1. Contexte et enjeux : une crise structurelle aux conséquences lourdes

Le recours à l’intérim en protection de l’enfance, autrefois marginal, s’est généralisé ces dernières années, révélant une double crise : l’effondrement de l’attractivité des métiers du social et la pression financière accrue sur les départements. Ce phénomène, amplifié par la pénurie de professionnels et l’émergence d’acteurs privés lucratifs, met en péril la stabilité affective des enfants, la cohésion des équipes et les principes non lucratifs du secteur. Les enfants, déjà vulnérables, subissent des ruptures répétées de référents, tandis que les structures voient leurs coûts exploser (+67 % par rapport à un CDD) et leur capacité à offrir un accompagnement de qualité se dégrader. La délégation de la gestion de certaines structures à des agences d’intérim, comme les « MECS éphémères », illustre une dérive inquiétante, où la logique marchande prime sur l’intérêt supérieur de l’enfant.

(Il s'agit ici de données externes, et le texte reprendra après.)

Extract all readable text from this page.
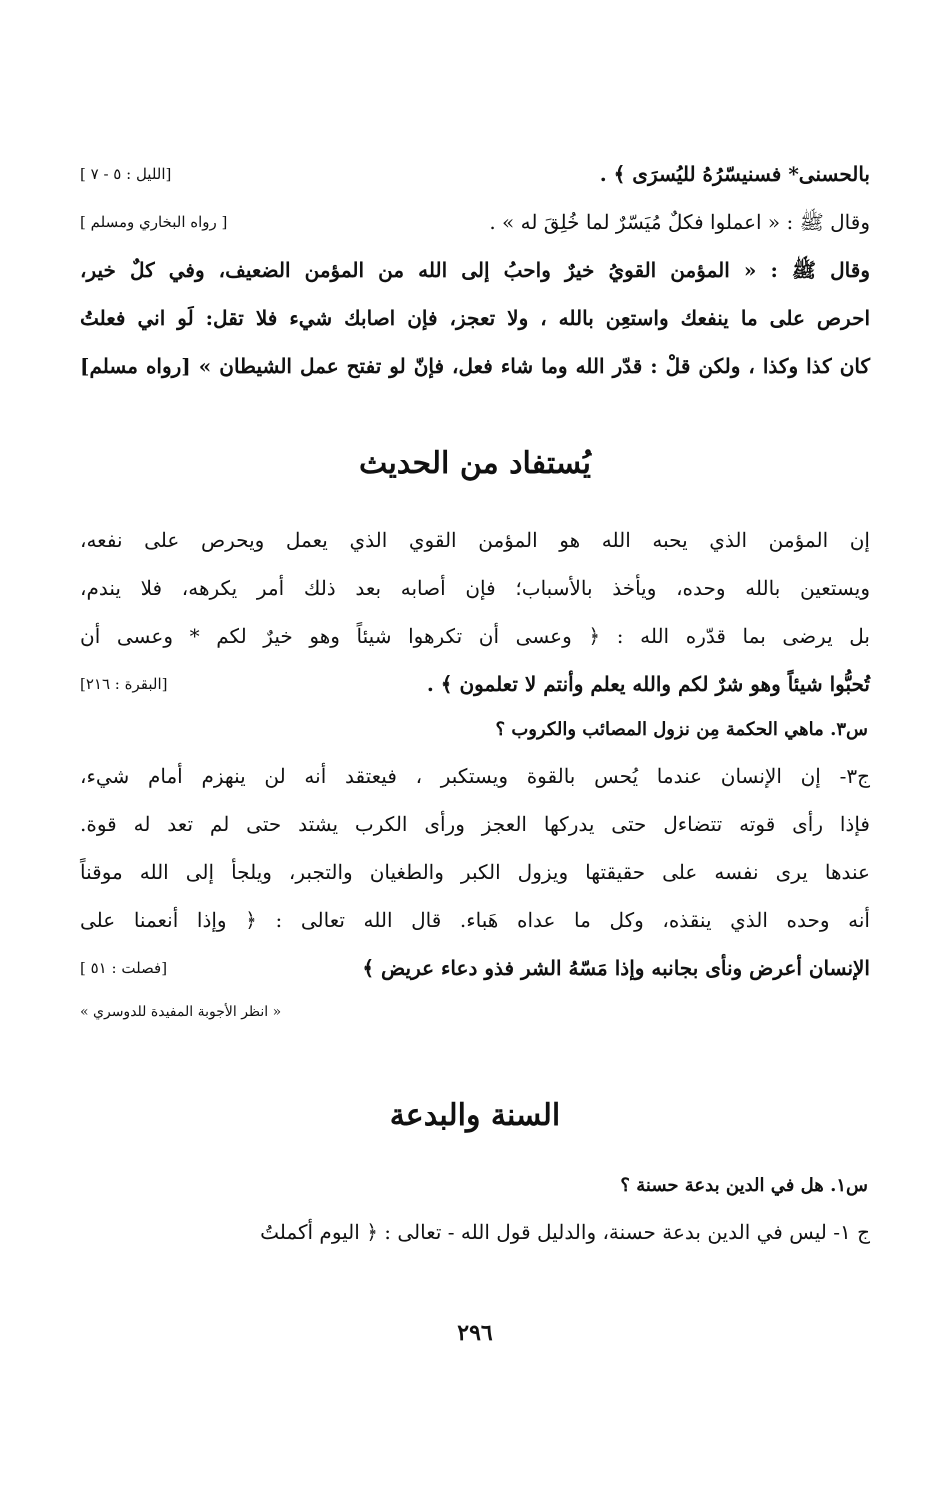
بالحسنى* فسنيسّرُهُ لليُسرَى ﴾ .
[الليل : ٥ - ٧ ]
وقال ﷺ : « اعملوا فكلٌ مُيَسّرٌ لما خُلِقَ له » .
[ رواه البخاري ومسلم ]
وقال ﷺ : « المؤمن القويُ خيرٌ واحبُ إلى الله من المؤمن الضعيف، وفي كلٌ خير،
احرص على ما ينفعك واستعِن بالله ، ولا تعجز، فإن اصابك شيء فلا تقل: لَو اني فعلتُ
كان كذا وكذا ، ولكن قلْ : قدّر الله وما شاء فعل، فإنّ لو تفتح عمل الشيطان » [رواه مسلم]
يُستفاد من الحديث
إن المؤمن الذي يحبه الله هو المؤمن القوي الذي يعمل ويحرص على نفعه،
ويستعين بالله وحده، ويأخذ بالأسباب؛ فإن أصابه بعد ذلك أمر يكرهه، فلا يندم،
بل يرضى بما قدّره الله : ﴿ وعسى أن تكرهوا شيئاً وهو خيرٌ لكم * وعسى أن
تُحبُّوا شيئاً وهو شرٌ لكم والله يعلم وأنتم لا تعلمون ﴾ .
[البقرة : ٢١٦]
س٣. ماهي الحكمة مِن نزول المصائب والكروب ؟
ج٣- إن الإنسان عندما يُحس بالقوة ويستكبر ، فيعتقد أنه لن ينهزم أمام شيء،
فإذا رأى قوته تتضاءل حتى يدركها العجز ورأى الكرب يشتد حتى لم تعد له قوة.
عندها يرى نفسه على حقيقتها ويزول الكبر والطغيان والتجبر، ويلجأ إلى الله موقناً
أنه وحده الذي ينقذه، وكل ما عداه هَباء. قال الله تعالى : ﴿ وإذا أنعمنا على
الإنسان أعرض ونأى بجانبه وإذا مَسّهُ الشر فذو دعاء عريض ﴾
[فصلت : ٥١ ]
« انظر الأجوبة المفيدة للدوسري »
السنة والبدعة
س١. هل في الدين بدعة حسنة ؟
ج ١- ليس في الدين بدعة حسنة، والدليل قول الله - تعالى : ﴿ اليوم أكملتُ
٢٩٦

2. Apports opérationnels : des pistes pour inverser la tendance

La CNAPE propose un plan d’action concret : encadrer strictement l’intérim (plafonnement des dépenses, interdiction des acteurs lucratifs), responsabiliser les départements (politique de recours restrictive, appels à projets éthiques) et promouvoir des alternatives (intérim solidaire, groupements d’employeurs). Le document insiste sur la nécessité d’une convention collective unique ambitieuse, d’une revalorisation des métiers et d’un financement à la hauteur des besoins. Des outils comme le contrôle renforcé des antécédents judiciaires des intérimaires et la formation obligatoire des professionnels temporaires sont également mis en avant pour garantir la qualité de l’accompagnement.

Points à retenir

  • Impacts sur les enfants : Multiplication des intervenants, perte de repères et aggravation des traumatismes, notamment pour les cas complexes (p. 4-5).
  • Coûts et inefficacité : Surcoût de 67 % par rapport à un CDD, épuisement des équipes et cercle vicieux de la dépendance (p. 6-7).
  • Dérives du secteur lucratif : Logique marchande incompatible avec l’éthique de la protection de l’enfance, risques de maltraitance institutionnelle (p. 8-9).
  • Cadre légal insuffisant : Décret de 2024 annulé, absence de sanctions pour les agences et plafonds de rémunération mal appliqués (p. 10-11).
  • Solutions alternatives : Intérim solidaire, groupements d’employeurs et label « intérim socialement responsable » pour sécuriser les parcours (p. 13-14).

Pistes d'action

  1. Appliquer le cadre légal : Vérifier systématiquement les antécédents judiciaires des intérimaires et refuser les « MECS éphémères » gérées par des agences (p. 12).
  2. Plafonner les dépenses d’intérim : Négocier avec les départements des budgets dédiés aux solutions pérennes (p. 11).
  3. Expérimenter des modèles vertueux : Créer des groupements d’employeurs avec l’appui des collectivités (p. 13).
  4. Former et fidéliser : Exiger des agences une formation socle pour les intérimaires et promouvoir des contrats stables (p. 14).

Autres références

🔍➕ Pour plus d'informations, voir les articles référencés par "Pratiques en Santé" sur le thème sur   la proction de l'enfance ➡️🔗 https://pratiquesensante.odoo.com/3-7-protection-de-l-enfance

  1. Livre blanc du travail social (Haut Conseil du Travail Social, 2023) – Lien Analyse des causes de la crise d’attractivité et propositions pour une convention collective unique.
  2. Rapport de la Cour des comptes (juillet 2024) – Lien Diagnostic financier des départements et pression sur les budgets de protection de l’enfance.


RESSOURCES ADDITIONNELLES

Analyse transversale

Les points de repères - https://pratiquesensante.odoo.com/blog/annonces-28/les-incontournables-de-pratiques-en-sante-pour-2025-2026-entre-choix-strategiques-et-valeurs-piliers-5132

Analyse transversale (Pratiques en Santé)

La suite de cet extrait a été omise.